2. À la lumière du cas particulier de cette personne, on comprend que la question posée au droit par les intersexués est celle de la possibilité et/ou de la nécessité de reconnaître, en droit, la situation spécifique des personnes dont l’identité sexuelle est biologiquement et psycho-socialement ambigüe.
La réponse apportée à cette question dans les sociétés contemporaines est en train de changer.
3. Traditionnellement, le droit s’est estimé autorisé à répartir les individus entre deux catégories sexuelles rigides. En cas d’intersexuation, un sexe juridique est attribué à l’enfant sur la foi – le plus souvent – d’un examen chromosomique. Les dimensions biologiques et psychosociales du sexe peuvent ensuite être « modelées » ou « adaptées » par la médecine et l’éducation pour refléter, autant que possible, l’identité retenue par le droit.

4. Une telle approche est évidemment remise en cause dans le contexte contemporain hérité de la triple révolution de la biomédecine, des mœurs et des droits de l’homme, qui met au premier plan le droit de chaque individu à l’épanouissement personnel. Le droit est aujourd’hui plus enclin qu’hier à admettre que ses catégories sexuelles traditionnelles ne sont pas en mesure de traduire l’identité sexuelle biologiquement et psycho-socialement complexe des intersexués.

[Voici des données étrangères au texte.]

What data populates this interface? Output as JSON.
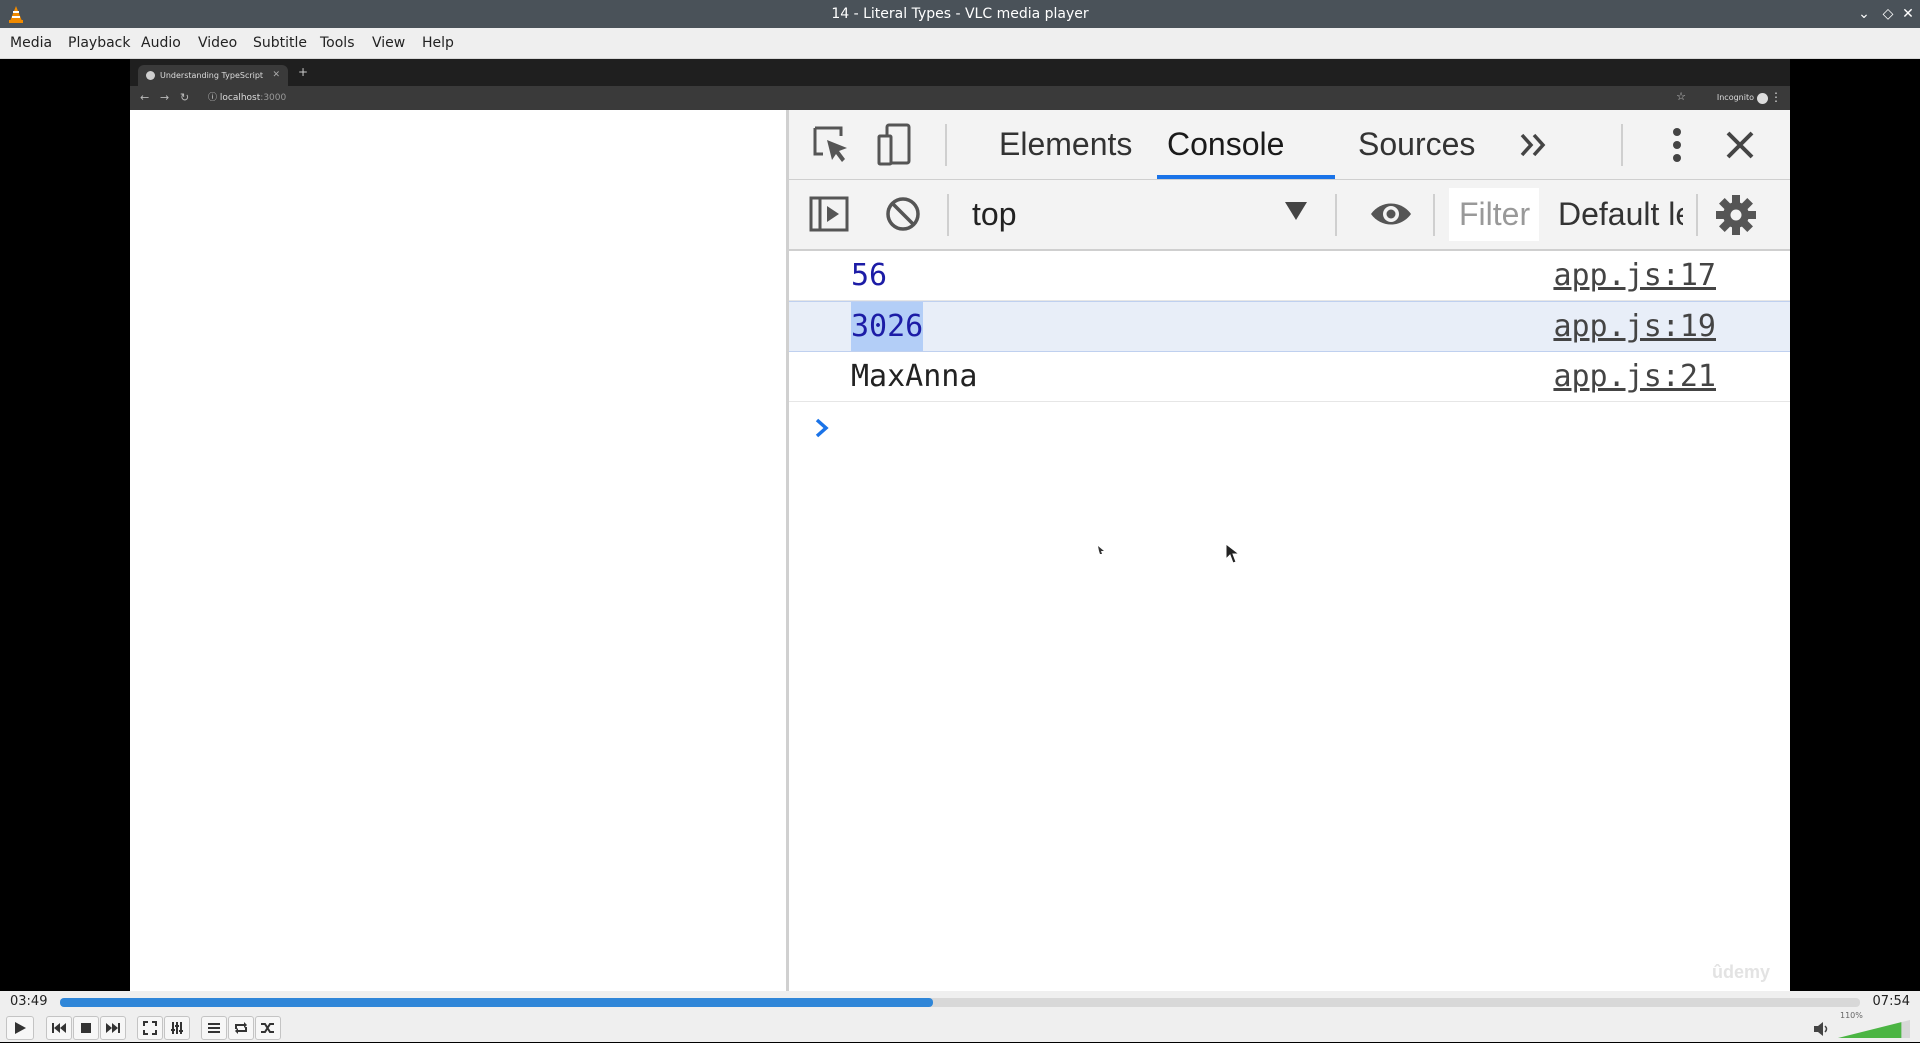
{
  "window": {
    "title": "14 - Literal Types - VLC media player"
  },
  "menu": [
    "Media",
    "Playback",
    "Audio",
    "Video",
    "Subtitle",
    "Tools",
    "View",
    "Help"
  ],
  "browser": {
    "tab_title": "Understanding TypeScript",
    "url_host": "localhost",
    "url_port": ":3000",
    "incognito_label": "Incognito"
  },
  "devtools": {
    "tabs": [
      "Elements",
      "Console",
      "Sources"
    ],
    "active_tab": "Console",
    "context": "top",
    "filter_placeholder": "Filter",
    "levels_label": "Default levels",
    "console_rows": [
      {
        "value": "56",
        "kind": "number",
        "source": "app.js:17"
      },
      {
        "value": "3026",
        "kind": "number",
        "source": "app.js:19",
        "selected": true
      },
      {
        "value": "MaxAnna",
        "kind": "string",
        "source": "app.js:21"
      }
    ],
    "prompt": ">"
  },
  "watermark": "ûdemy",
  "player": {
    "elapsed": "03:49",
    "total": "07:54",
    "progress": 0.485,
    "volume_label": "110%",
    "volume": 1.1
  },
  "colors": {
    "accent": "#1a73e8",
    "seek": "#2f86d8",
    "console_number": "#1c1ca6"
  }
}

5. C’est cette seconde approche qu’a retenue le Tribunal de Tours dont la décision – frappée d’appel – fait notamment écho au choix posé en 2013 par le législateur allemand de permettre que l’état civil reflète la « neutralité sexuelle » des personnes intersexuées.

6. On peut certainement se féliciter d’une telle évolution au regard, surtout, des mutilations – physiques et/ou psychiques – qui leur sont parfois infligées.

On ne peut pas ignorer, pour autant, les implications que pourrait avoir la reconnaissance exceptionnelle d’un « sexe neutre » au profit des personnes intersexuées (qui représentent, suivant les estimations, entre 1 et 5 ‰ de la population).

Il faudra dans ce cas, en particulier, envisager la réponse à donner à ceux qui, sans être intersexués, réclameront la possibilité d’opter, s’ils le souhaitent, pour le « sexe neutre ».

Il faudra aussi, de façon plus générale, s’interroger sur les conséquences, pratiques et symboliques, d’un tel estompement de la différenciation juridique des sexes masculin et féminin.




Geoffrey Willems
Professeur à l’Université catholique de Louvain




Note:

Cet article a été publié sur Justice en ligne le 28 décembre 2015.